REPORT BoliviaElectionsLatin America and the CaribbeanWorld

Nickels Before Dimes: Misleading Design in Escobari and Hoover’s “Natural Experiment”

Executive Summary

In October 2019, the Plurinational State of Bolivia held legislative and presidential elections. To win in the first-round vote, the leading presidential candidate would need to win a majority of the valid votes cast, or 40 percent with a 10 percentage point lead. Because of division within the opposition, surveys suggested that support for the incumbent, Evo Morales, lay close to the latter threshold.

With 84 percent of a rapid, preliminary count of the election results completed, the Tribunal Supremo Electoral (TSE) announced partial results. At that point, Morales led the next-closest candidate, Carlos Mesa, by 7.9 percentage points. However, the outstanding polling stations were expected to strongly favor the incumbent. A Morales victory in the first round was predictable based on the data available at the time of the announcement. Indeed, the final, official result showed Morales with a sufficient 10.56 percentage point lead.

However, the Electoral Observation Mission (EOM) of the Organization of American States (OAS) cried foul, declaring the updated results represented “an inexplicable change in trend that drastically modifies the fate of the election.”1 This lent international institutional legitimacy to opposition protests disputing the results. These protests turned violent, threatening the lives of high-level government officials and their families alike. And following a mutiny of police forces and a public call for Morales’s resignation by the head of the military, Morales and his vice president resigned and fled to Mexico, where the Mexican foreign ministry had granted Morales asylum given “the emergency situation that he faces in Bolivia, where his life and safety are at risk.”2 Shortly afterward, an extra-constitutional government headed by Jeanine Áñez was installed and Bolivian security forces acting under the de facto government’s direction violently repressed Indigenous protesters and perpetrated massacres at Senkata and Sacaba.

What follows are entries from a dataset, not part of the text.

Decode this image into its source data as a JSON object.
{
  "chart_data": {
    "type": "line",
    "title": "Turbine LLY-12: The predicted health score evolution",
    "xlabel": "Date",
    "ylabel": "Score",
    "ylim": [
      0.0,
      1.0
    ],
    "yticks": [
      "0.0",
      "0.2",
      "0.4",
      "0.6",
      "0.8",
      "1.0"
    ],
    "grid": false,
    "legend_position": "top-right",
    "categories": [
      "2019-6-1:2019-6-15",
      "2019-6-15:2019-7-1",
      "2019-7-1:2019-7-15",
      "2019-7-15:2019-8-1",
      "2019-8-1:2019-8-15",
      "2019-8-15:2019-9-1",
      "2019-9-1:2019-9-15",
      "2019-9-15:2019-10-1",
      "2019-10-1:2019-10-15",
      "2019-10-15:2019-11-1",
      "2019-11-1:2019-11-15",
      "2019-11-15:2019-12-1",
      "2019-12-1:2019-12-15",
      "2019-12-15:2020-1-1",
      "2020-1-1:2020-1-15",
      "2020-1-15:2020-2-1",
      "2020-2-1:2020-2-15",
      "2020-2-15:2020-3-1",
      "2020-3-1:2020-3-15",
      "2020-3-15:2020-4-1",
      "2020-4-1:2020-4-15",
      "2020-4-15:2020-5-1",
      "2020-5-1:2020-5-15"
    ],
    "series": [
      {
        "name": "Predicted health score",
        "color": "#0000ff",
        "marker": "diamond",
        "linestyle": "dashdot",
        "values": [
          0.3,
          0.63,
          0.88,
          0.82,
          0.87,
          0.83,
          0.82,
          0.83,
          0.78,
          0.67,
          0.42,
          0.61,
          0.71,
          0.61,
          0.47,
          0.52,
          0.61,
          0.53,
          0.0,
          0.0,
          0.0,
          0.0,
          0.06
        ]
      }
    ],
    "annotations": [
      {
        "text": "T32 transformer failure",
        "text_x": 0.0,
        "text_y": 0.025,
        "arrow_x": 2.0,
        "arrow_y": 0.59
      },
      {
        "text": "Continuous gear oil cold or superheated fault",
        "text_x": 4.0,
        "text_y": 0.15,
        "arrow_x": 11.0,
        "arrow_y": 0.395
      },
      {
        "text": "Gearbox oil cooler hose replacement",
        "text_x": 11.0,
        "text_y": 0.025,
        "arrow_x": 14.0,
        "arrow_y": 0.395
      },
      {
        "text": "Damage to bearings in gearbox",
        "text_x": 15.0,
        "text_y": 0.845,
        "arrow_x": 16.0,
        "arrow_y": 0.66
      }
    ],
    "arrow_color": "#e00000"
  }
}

Since the OAS statement, several researchers have attempted to offer statistical evidence for the OAS claims. In October 2020, just days before new elections, Diego Escobari and Gary Hoover released an extensive paper arguing that they had identified fraud sufficient to change the outcome of the 2019 election.

None of Escobari and Hoover’s claims hold up to scrutiny. In one sense, this could be an issue of semantics. If, in choosing to work from overly simplistic models, Escobari and Hoover inferred merely that their models do not fully explain the trend of increased support for Morales in the later-reported election results, then their conclusions would be less controversial. In labeling this modeling failure “fraud,” they implicitly assert that they have exhausted all benign explanations. However, they make no actual claim of exhaustion.

Only at first do they employ a “natural experiment” approach to analyzing fraud. There, they assume that the partial results presented by the TSE the evening of the election were free of fraud, while the remaining, uncounted polling stations are potentially contaminated. However, the extent of fraud they claim to measure in these late polling stations is implausible. The official results in precincts counted entirely after the announcement would need to overstate Morales’s support by 84 percentage points for their conclusions to hold.

Escobari and Hoover later abandon the claim to a natural experiment and extend their search for fraud to every single polling station in the election by contrasting results with a nationwide referendum from 2016. However, the models they apply are not well suited for the task of measuring election fraud.

Rather, when applied to simple fraud-free synthetic election data, their methods fail, reliably detecting fraud where none exists. The natural conclusions are that their approaches to fraud detection are faulty and that their claims to have measured fraud in the 2019 Bolivian elections are not supported.